I am armed because I am free. I am free because I am armed.
It's just a series of pattern recognition and reasoning operations which are only as good as the programmers
All that is true but it's not the fundamental reason for failure.
The fundamental reason for failure is, there is no such thing as hate speech. You cannot write some reasoned algorithmic or pattern based approach to detecting something that is only detectable by someone with hatred inside them.

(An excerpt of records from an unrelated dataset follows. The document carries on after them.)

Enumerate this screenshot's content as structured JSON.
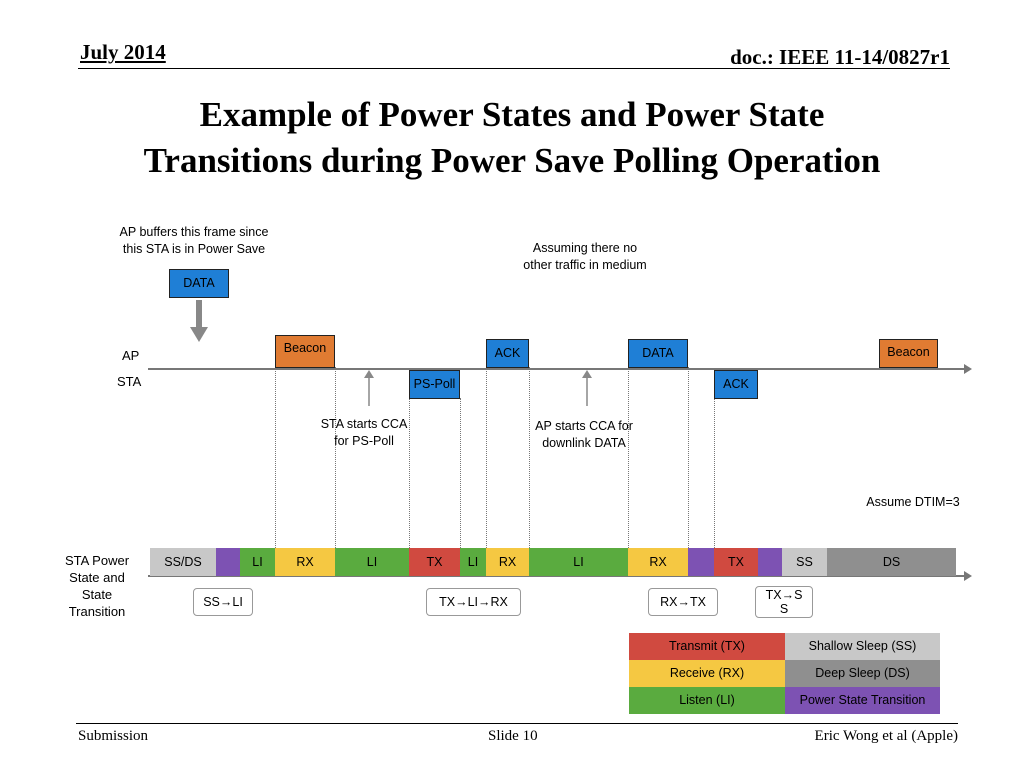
{
  "header": {
    "date": "July 2014",
    "doc": "doc.: IEEE 11-14/0827r1"
  },
  "title": {
    "line1": "Example of Power States and Power State",
    "line2": "Transitions during Power Save Polling Operation"
  },
  "notes": {
    "ap_buffers_1": "AP buffers this frame since",
    "ap_buffers_2": "this STA is in Power Save",
    "assuming_1": "Assuming there no",
    "assuming_2": "other traffic in medium",
    "sta_cca_1": "STA starts CCA",
    "sta_cca_2": "for PS-Poll",
    "ap_cca_1": "AP starts CCA for",
    "ap_cca_2": "downlink DATA",
    "dtim": "Assume DTIM=3"
  },
  "lanes": {
    "ap": "AP",
    "sta": "STA",
    "power_1": "STA Power",
    "power_2": "State and",
    "power_3": "State",
    "power_4": "Transition"
  },
  "frames": {
    "data_buffered": "DATA",
    "beacon_1": "Beacon",
    "ps_poll": "PS-Poll",
    "ack_ap": "ACK",
    "data_ap": "DATA",
    "ack_sta": "ACK",
    "beacon_2": "Beacon"
  },
  "states": [
    {
      "label": "SS/DS",
      "type": "ss"
    },
    {
      "label": "",
      "type": "pt"
    },
    {
      "label": "LI",
      "type": "li"
    },
    {
      "label": "RX",
      "type": "rx"
    },
    {
      "label": "LI",
      "type": "li"
    },
    {
      "label": "TX",
      "type": "tx"
    },
    {
      "label": "LI",
      "type": "li"
    },
    {
      "label": "RX",
      "type": "rx"
    },
    {
      "label": "LI",
      "type": "li"
    },
    {
      "label": "RX",
      "type": "rx"
    },
    {
      "label": "",
      "type": "pt"
    },
    {
      "label": "TX",
      "type": "tx"
    },
    {
      "label": "",
      "type": "pt"
    },
    {
      "label": "SS",
      "type": "ss"
    },
    {
      "label": "DS",
      "type": "ds"
    }
  ],
  "callouts": {
    "ss_li": "SS→LI",
    "tx_li_rx": "TX→LI→RX",
    "rx_tx": "RX→TX",
    "tx_ss_1": "TX→S",
    "tx_ss_2": "S"
  },
  "legend": {
    "tx": "Transmit (TX)",
    "ss": "Shallow Sleep (SS)",
    "rx": "Receive (RX)",
    "ds": "Deep Sleep (DS)",
    "li": "Listen (LI)",
    "pt": "Power State Transition"
  },
  "colors": {
    "tx": "#d04a40",
    "rx": "#f5c842",
    "li": "#5aab3f",
    "ss": "#c8c8c8",
    "ds": "#8f8f8f",
    "pt": "#7d52b3",
    "frame_blue": "#1f7fd6",
    "frame_orange": "#e07b32"
  },
  "footer": {
    "left": "Submission",
    "center": "Slide 10",
    "right": "Eric Wong et al (Apple)"
  }
}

Until we teach a true AI to hate, it in turn will not recognize speech that drives it mad and thus should be declared "hate" speech.
"There is more worth loving than we have strength to love." - Brian Jay Stanley
Remember when leftists and liberals were promoters of free speech? Remember when liberals said the way to fight "hate" speech was more speech? Remember when UC Berkeley actually was the nexus of the Free Speech Movement? Remember the mantra "I disapprove of what you say, but I will defend to the death your right to say it"?
Since then, people who use evidence-based decision making have found that it was a mistake to think that allowing hate speech was harmless or even beneficial. There are some people susceptible to the illogical messages of hate speech who cannot be brought to their senses with reason. These are the target audience of the purveyors of hate speech, and enabling hate speech allows it to spread to as many of these vulnerable people as possible, thus maximizing its reach. It doesn't matter if 99% of the crowd argues back and rolls their eyes, all that matters is the absolute number of vulnerable people reached. It's like spreading an incurable and contagious disease that can only infect people with immune disorders.
As a response we have no-platforming: Basically, denying a platform to hate speech on one's private property. It doesn't conflict with the US' First Amendment and is completely legal. Best of all, it works astonishingly well, as evidenced by the people who wish to spread hate speech losing their goddamn minds over it.
"When information is power, privacy is freedom" - Jah-Wren Ryel
....can YOU give me a concrete definition of hate speech that is more objective than "language that makes me or someone I like very sad"?
Is Alex Jones bellowing "Sandy Hook was a fraud" hate speech?
Is Maxine Waters telling people to aggressively confront Trump supporters hate speech?
Is a racist redneck saying ""Niggas shouldn't throw stones if you live in a glass house...you should watch your mouth 'cause I'll break your face" hate speech?
Would it be ok if those words were 50-cent lyrics? (They are.)
-Styopa
No trolling here! My point is that "hate speech," as currently defined, is little more than a toddler-like mentality that says "I don't like it so it should be banned." I'm not saying that people don't say hateful things. I'm saying that if you agree with banning speech that you disagree with, then you stand against the first amendment.